Let’s face facts: Had the woman who allegedly killed and mutilated a relative’s cat intended on wearing the cat blood to a Toby Keith concert, no one would have mentioned what performer she was going to see. But because Lady Gaga is a nontraditional performer who pushes a lot of boundaries, her name was associated with a terrible act of someone clearly not in their right mind. This is no different than the unjust fingerpointing done to Marilyn Manson after Columbine.

Aside from the sensationalizing done by KFOR-TV, this illustrates a bigger problem with our society: the lack of accountability, which probably began with the phrase “The devil made me do it.” We have become so entrenched in our own wellbeing that when we get caught with our hands in the cookie jar, we instantly seek to lay blame on someone else. Even lousy parents blame violent video games for their children’s violent behavior (they tried that with Columbine, too), and waste no effort asking themselves how the children got their hands on the game to begin with.

But it goes way beyond that.

Timothy Geithner tried to blame his tax problem on TurboTax, Bill Clinton chose to lie about a sex scandal and George W. Bush invaded a country under false pretenses. These things seem very different, but it’s still about accountability.

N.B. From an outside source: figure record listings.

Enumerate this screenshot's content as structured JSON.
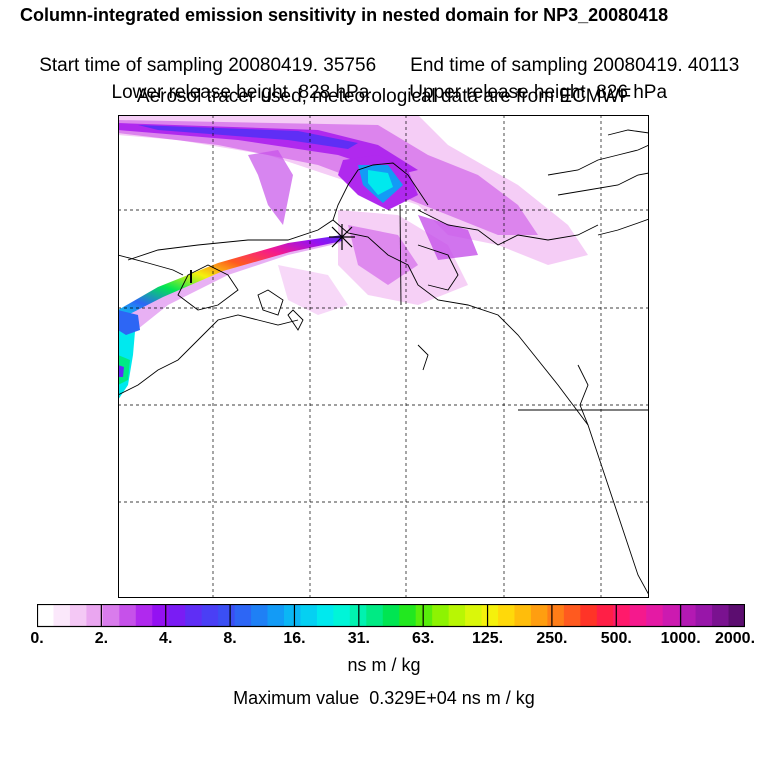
{
  "header": {
    "title": "Column-integrated emission sensitivity in nested domain for NP3_20080418",
    "start_label": "Start time of sampling 20080419. 35756",
    "end_label": "End time of sampling 20080419. 40113",
    "lower_label": "Lower release height  828 hPa",
    "upper_label": "Upper release height  826 hPa",
    "tracer_label": "Aerosol tracer used, meteorological data are from ECMWF"
  },
  "colorbar": {
    "ticks": [
      "0.",
      "2.",
      "4.",
      "8.",
      "16.",
      "31.",
      "63.",
      "125.",
      "250.",
      "500.",
      "1000.",
      "2000."
    ],
    "unit": "ns m / kg",
    "colors": [
      "#ffffff",
      "#fbe8fb",
      "#f4c8f5",
      "#eaa6f0",
      "#d97cec",
      "#c651ea",
      "#b029ee",
      "#9411f2",
      "#7a1cf4",
      "#5f2ef5",
      "#4a3ff5",
      "#3b4ff4",
      "#2d66f5",
      "#1f80f5",
      "#139bf6",
      "#0bb6f5",
      "#05d0f2",
      "#00e9ee",
      "#00f5d8",
      "#00f2b0",
      "#00ea84",
      "#00e552",
      "#22e81f",
      "#58ee0b",
      "#8df302",
      "#b8f604",
      "#daf70a",
      "#f5f10c",
      "#ffd90a",
      "#ffbd0b",
      "#ff9e10",
      "#ff7d17",
      "#ff5a1f",
      "#ff3427",
      "#ff1f46",
      "#ff1a6b",
      "#f5198d",
      "#e41aa4",
      "#cc1ab0",
      "#b319b3",
      "#9816a9",
      "#7a1290",
      "#5c0d70"
    ]
  },
  "footer": {
    "max_label": "Maximum value  0.329E+04 ns m / kg"
  }
}
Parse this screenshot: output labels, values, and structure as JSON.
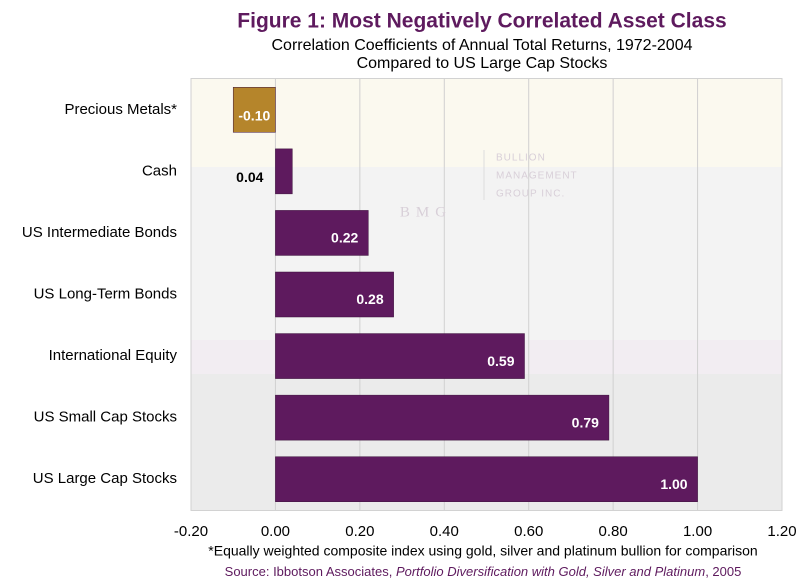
{
  "chart_data": {
    "type": "hbar",
    "title": "Figure 1: Most Negatively Correlated Asset Class",
    "subtitle": [
      "Correlation Coefficients of Annual Total Returns, 1972-2004",
      "Compared to US Large Cap Stocks"
    ],
    "categories": [
      "Precious Metals*",
      "Cash",
      "US Intermediate Bonds",
      "US Long-Term Bonds",
      "International Equity",
      "US Small Cap Stocks",
      "US Large Cap Stocks"
    ],
    "values": [
      -0.1,
      0.04,
      0.22,
      0.28,
      0.59,
      0.79,
      1.0
    ],
    "value_labels": [
      "-0.10",
      "0.04",
      "0.22",
      "0.28",
      "0.59",
      "0.79",
      "1.00"
    ],
    "colors": [
      "#b5852b",
      "#5e1a5e",
      "#5e1a5e",
      "#5e1a5e",
      "#5e1a5e",
      "#5e1a5e",
      "#5e1a5e"
    ],
    "xlim": [
      -0.2,
      1.2
    ],
    "xticks": [
      {
        "value": -0.2,
        "label": "-0.20"
      },
      {
        "value": 0,
        "label": "0.00"
      },
      {
        "value": 0.2,
        "label": "0.20"
      },
      {
        "value": 0.4,
        "label": "0.40"
      },
      {
        "value": 0.6,
        "label": "0.60"
      },
      {
        "value": 0.8,
        "label": "0.80"
      },
      {
        "value": 1.0,
        "label": "1.00"
      },
      {
        "value": 1.2,
        "label": "1.20"
      }
    ],
    "grid": true,
    "watermark": [
      "BULLION",
      "MANAGEMENT",
      "GROUP INC.",
      "BMG"
    ],
    "footnote": "*Equally weighted composite index using gold, silver and platinum bullion for comparison",
    "source": [
      "Source: Ibbotson Associates, ",
      "Portfolio Diversification with Gold, Silver and Platinum",
      ", 2005"
    ]
  }
}
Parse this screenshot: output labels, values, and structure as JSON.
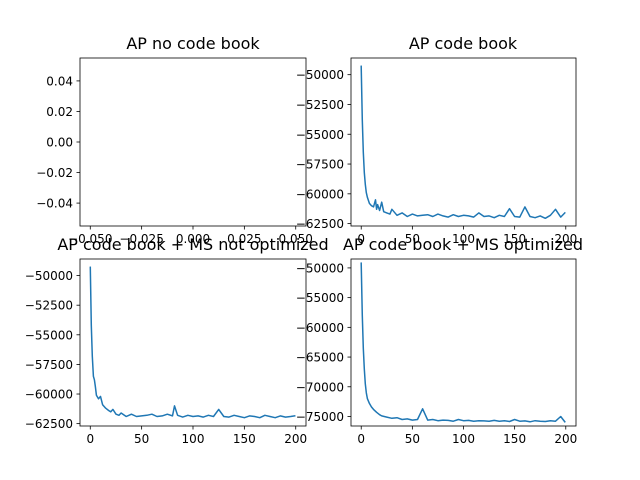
{
  "chart_data": [
    {
      "type": "line",
      "title": "AP no code book",
      "xlim": [
        -0.055,
        0.055
      ],
      "ylim": [
        -0.055,
        0.055
      ],
      "xticks": [
        -0.05,
        -0.025,
        0.0,
        0.025,
        0.05
      ],
      "xtick_labels": [
        "−0.050",
        "−0.025",
        "0.000",
        "0.025",
        "0.050"
      ],
      "yticks": [
        0.04,
        0.02,
        0.0,
        -0.02,
        -0.04
      ],
      "ytick_labels": [
        "0.04",
        "0.02",
        "0.00",
        "−0.02",
        "−0.04"
      ],
      "series": [
        {
          "color": "#1f77b4",
          "x": [],
          "y": []
        }
      ]
    },
    {
      "type": "line",
      "title": "AP code book",
      "xlim": [
        -10,
        210
      ],
      "ylim": [
        -62700,
        -48600
      ],
      "xticks": [
        0,
        50,
        100,
        150,
        200
      ],
      "xtick_labels": [
        "0",
        "50",
        "100",
        "150",
        "200"
      ],
      "yticks": [
        -50000,
        -52500,
        -55000,
        -57500,
        -60000,
        -62500
      ],
      "ytick_labels": [
        "−50000",
        "−52500",
        "−55000",
        "−57500",
        "−60000",
        "−62500"
      ],
      "series": [
        {
          "color": "#1f77b4",
          "x": [
            0,
            1,
            2,
            3,
            4,
            5,
            6,
            8,
            10,
            12,
            14,
            15,
            16,
            18,
            20,
            22,
            25,
            28,
            30,
            35,
            40,
            45,
            50,
            55,
            60,
            65,
            70,
            75,
            80,
            85,
            90,
            95,
            100,
            105,
            110,
            115,
            120,
            125,
            130,
            135,
            140,
            145,
            150,
            155,
            160,
            165,
            170,
            175,
            180,
            185,
            190,
            195,
            199
          ],
          "y": [
            -49300,
            -53800,
            -56500,
            -58200,
            -59200,
            -59900,
            -60300,
            -60800,
            -61000,
            -61100,
            -60500,
            -61300,
            -60900,
            -61400,
            -60700,
            -61500,
            -61600,
            -61700,
            -61300,
            -61800,
            -61600,
            -61900,
            -61700,
            -61850,
            -61800,
            -61750,
            -61900,
            -61700,
            -61850,
            -61950,
            -61750,
            -61900,
            -61800,
            -61850,
            -61950,
            -61600,
            -61900,
            -61850,
            -62000,
            -61800,
            -61900,
            -61250,
            -61900,
            -61950,
            -61100,
            -61900,
            -62000,
            -61850,
            -62050,
            -61800,
            -61300,
            -61950,
            -61600
          ]
        }
      ]
    },
    {
      "type": "line",
      "title": "AP code book + MS not optimized",
      "xlim": [
        -10,
        210
      ],
      "ylim": [
        -62700,
        -48600
      ],
      "xticks": [
        0,
        50,
        100,
        150,
        200
      ],
      "xtick_labels": [
        "0",
        "50",
        "100",
        "150",
        "200"
      ],
      "yticks": [
        -50000,
        -52500,
        -55000,
        -57500,
        -60000,
        -62500
      ],
      "ytick_labels": [
        "−50000",
        "−52500",
        "−55000",
        "−57500",
        "−60000",
        "−62500"
      ],
      "series": [
        {
          "color": "#1f77b4",
          "x": [
            0,
            1,
            2,
            3,
            4,
            5,
            6,
            8,
            10,
            12,
            15,
            18,
            20,
            22,
            25,
            28,
            30,
            35,
            40,
            45,
            50,
            55,
            60,
            65,
            70,
            75,
            80,
            82,
            85,
            90,
            95,
            100,
            105,
            110,
            115,
            120,
            125,
            130,
            135,
            140,
            145,
            150,
            155,
            160,
            165,
            170,
            175,
            180,
            185,
            190,
            195,
            199
          ],
          "y": [
            -49300,
            -54200,
            -56800,
            -58500,
            -58800,
            -59400,
            -60100,
            -60400,
            -60200,
            -60900,
            -61200,
            -61400,
            -61500,
            -61300,
            -61700,
            -61800,
            -61600,
            -61900,
            -61700,
            -61900,
            -61850,
            -61800,
            -61700,
            -61900,
            -61850,
            -61700,
            -61850,
            -61000,
            -61800,
            -61950,
            -61800,
            -61900,
            -61850,
            -61950,
            -61800,
            -61900,
            -61300,
            -61900,
            -61950,
            -61800,
            -61900,
            -62000,
            -61850,
            -61900,
            -62000,
            -61800,
            -61900,
            -62000,
            -61850,
            -61950,
            -61900,
            -61850
          ]
        }
      ]
    },
    {
      "type": "line",
      "title": "AP code book + MS optimized",
      "xlim": [
        -10,
        210
      ],
      "ylim": [
        -76600,
        -48500
      ],
      "xticks": [
        0,
        50,
        100,
        150,
        200
      ],
      "xtick_labels": [
        "0",
        "50",
        "100",
        "150",
        "200"
      ],
      "yticks": [
        -50000,
        -55000,
        -60000,
        -65000,
        -70000,
        -75000
      ],
      "ytick_labels": [
        "−50000",
        "−55000",
        "−60000",
        "−65000",
        "−70000",
        "−75000"
      ],
      "series": [
        {
          "color": "#1f77b4",
          "x": [
            0,
            1,
            2,
            3,
            4,
            5,
            6,
            8,
            10,
            12,
            15,
            18,
            20,
            25,
            30,
            35,
            40,
            45,
            50,
            55,
            60,
            65,
            70,
            75,
            80,
            85,
            90,
            95,
            100,
            105,
            110,
            115,
            120,
            125,
            130,
            135,
            140,
            145,
            150,
            155,
            160,
            165,
            170,
            175,
            180,
            185,
            190,
            195,
            199
          ],
          "y": [
            -49200,
            -58000,
            -63500,
            -67000,
            -69500,
            -71000,
            -72000,
            -72800,
            -73400,
            -73800,
            -74300,
            -74700,
            -74900,
            -75100,
            -75300,
            -75200,
            -75500,
            -75400,
            -75600,
            -75500,
            -73700,
            -75600,
            -75500,
            -75700,
            -75600,
            -75650,
            -75800,
            -75500,
            -75700,
            -75650,
            -75800,
            -75700,
            -75750,
            -75800,
            -75650,
            -75800,
            -75700,
            -75850,
            -75500,
            -75800,
            -75750,
            -75900,
            -75700,
            -75800,
            -75850,
            -75700,
            -75800,
            -75000,
            -75900
          ]
        }
      ]
    }
  ]
}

When the people we look up to cannot admit fault, when they are at fault, is there really any question why we have no ethics with regard to our own questionable actions? How hard is it for people to just say, “Yes, I did that, it’s my own fault, and I accept full responsibility?” Frankly, it’s stuff like this that makes us all come off as callow, we really need to man up, because this behavior is beneath us.

And for the record, I am not a Lady Gaga fan. But I am a fan of media that properly filters irrelevant information.